In our study, patients with neoadjuvant systemic treatment were also excluded. Indeed, metastatic lymph node ratio continues to be an important prognostic parameter after neoadjuvant systemic therapy. In the study by Jiang et al.19, the 3-year survival of patients with a metastatic lymph node ratio of 30% or less after neoadjuvant chemotherapy was 81.9%, while the 3-year survival of patients with a metastatic lymph node ratio of more than 30% decreased to 18.5%. The metastatic lymph node ratio was also found to be effective in predicting disease-free survival.

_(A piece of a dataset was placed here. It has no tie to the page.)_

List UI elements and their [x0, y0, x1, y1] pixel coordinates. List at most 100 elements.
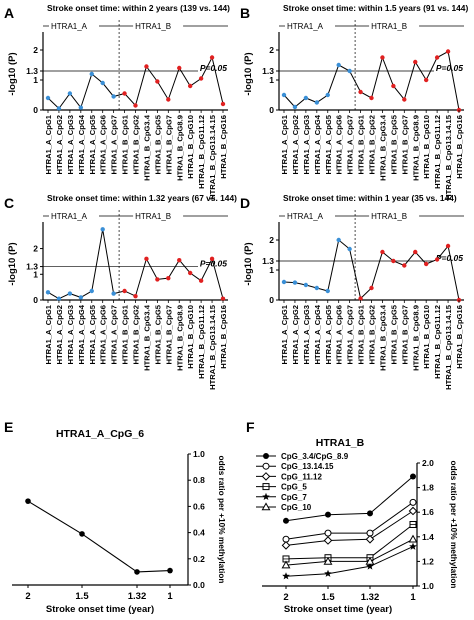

The retrospective design is one of the main limitations; however, this limitation is offset by the fact that it was conducted on a large group of patients. An important factor that increases the reliability of our study is that the data were obtained from hospital records in a complete and objective manner.
CONCLUSION
In patients with adequate lymph node dissection, a metastatic lymph node rate above 25% is an important prognostic factor. When additional evaluation is performed in stage 3 patients, especially, themetastatic lymph node ratio can be used to determine the treatment protocol.